William J. Bennett, former secretary of education, and D. DeLores Tucker, chairman of the National Political Congress of Black Women, have put aside their political differences and joined in what they call a need for "public education about the sponsorship of music with vulgar and misogynistic lyrics that glorify violence and promote it among children."

They decry America's slide toward decivilization.

They too think the public needs to know exactly what is said and sung.

"But most in the media refuse to print or air for adults the lyrics their children listen to."

If I were to print one or two lines of this filth, just to make a point, most readers would be deeply offended. Interestingly, this week's New Yorker does print a few lines, but it's not a family newspaper.

Sen. Bob Doyle has invigorated his campaign for the Republican presidential nomination by coming out with a poorly researched and sloppy denunciation of vulgarity, obscenity, and deviancy in movies and television.

His political goal is obvious in his choice of targets. Democrats who make violent films are named and denounced. Republican producers of violence and filth are ignored.

Dole would earn more credibility if he would not try to destroy public television, a worthy alternative to commercial TV's crudity, or if he would support the control of guns, which bring immediate death to hundreds of children, as opposed to the slow rotting of the minds created by media vulgarity and violence.

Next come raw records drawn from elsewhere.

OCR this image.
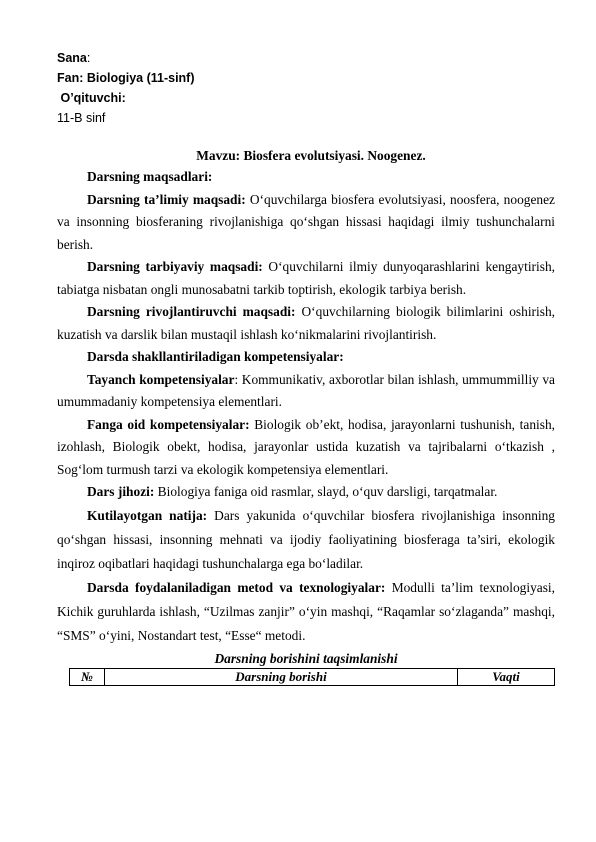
Sana:
Fan: Biologiya (11-sinf)
O’qituvchi:
11-B sinf
Mavzu: Biosfera evolutsiyasi. Noogenez.

Darsning maqsadlari:

Darsning ta’limiy maqsadi: O‘quvchilarga biosfera evolutsiyasi, noosfera, noogenez va insonning biosferaning rivojlanishiga qo‘shgan hissasi haqidagi ilmiy tushunchalarni berish.

Darsning tarbiyaviy maqsadi: O‘quvchilarni ilmiy dunyoqarashlarini kengaytirish, tabiatga nisbatan ongli munosabatni tarkib toptirish, ekologik tarbiya berish.

Darsning rivojlantiruvchi maqsadi: O‘quvchilarning biologik bilimlarini oshirish, kuzatish va darslik bilan mustaqil ishlash ko‘nikmalarini rivojlantirish.

Darsda shakllantiriladigan kompetensiyalar:

Tayanch kompetensiyalar: Kommunikativ, axborotlar bilan ishlash, ummummilliy va umummadaniy kompetensiya elementlari.

Fanga oid kompetensiyalar: Biologik ob’ekt, hodisa, jarayonlarni tushunish, tanish, izohlash, Biologik obekt, hodisa, jarayonlar ustida kuzatish va tajribalarni o‘tkazish , Sog‘lom turmush tarzi va ekologik kompetensiya elementlari.

Dars jihozi: Biologiya faniga oid rasmlar, slayd, o‘quv darsligi, tarqatmalar.

Kutilayotgan natija: Dars yakunida o‘quvchilar biosfera rivojlanishiga insonning qo‘shgan hissasi, insonning mehnati va ijodiy faoliyatining biosferaga ta’siri, ekologik inqiroz oqibatlari haqidagi tushunchalarga ega bo‘ladilar.

Darsda foydalaniladigan metod va texnologiyalar: Modulli ta’lim texnologiyasi, Kichik guruhlarda ishlash, “Uzilmas zanjir” o‘yin mashqi, “Raqamlar so‘zlaganda” mashqi, “SMS” o‘yini, Nostandart test, “Esse“ metodi.

Darsning borishini taqsimlanishi
№	Darsning borishi	Vaqti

But Dole did perform a service. He touched off a national debate that is badly needed.

I wish the right and left could stop their sniping and come together, as Bennett and Tucker have done, in a united fight against the destruction of our values.

The most popular line in Clinton's State of the Union address was that the entertainment industry should consider "damage that comes from the incessant, repetitive, mindless violence and irresponsible conduct that permeate our media all the time."

Wouldn't it be nice if Clinton had messaged, "Nice going, Bob." And Dole responded, "At least on this subject we're in it together."

It won't happen.

Last year, a full page newspaper ad advocated abstinence before marriage.

I phoned the advertiser, something called Focus on the Family in Colorado Springs, and wrote a column supporting their position.

Subsequently, I found Focus on the Family is run by James Dobson, M.D., who speaks on 2,000 radio stations and has a budget of $101 million. It's a big-time conservative religious enterprise.

I've been on their mailing list since then. I like their position on abstinence, family values, child rearing. I disagree with their advocacy of school prayer and their interpretation of whether life begins at conception or at first breath.

So let's disagree respectfully on some matters, and come together against a common enemy.

If motivation is needed, ask some youngster to supply you with the words of the most popular rappers.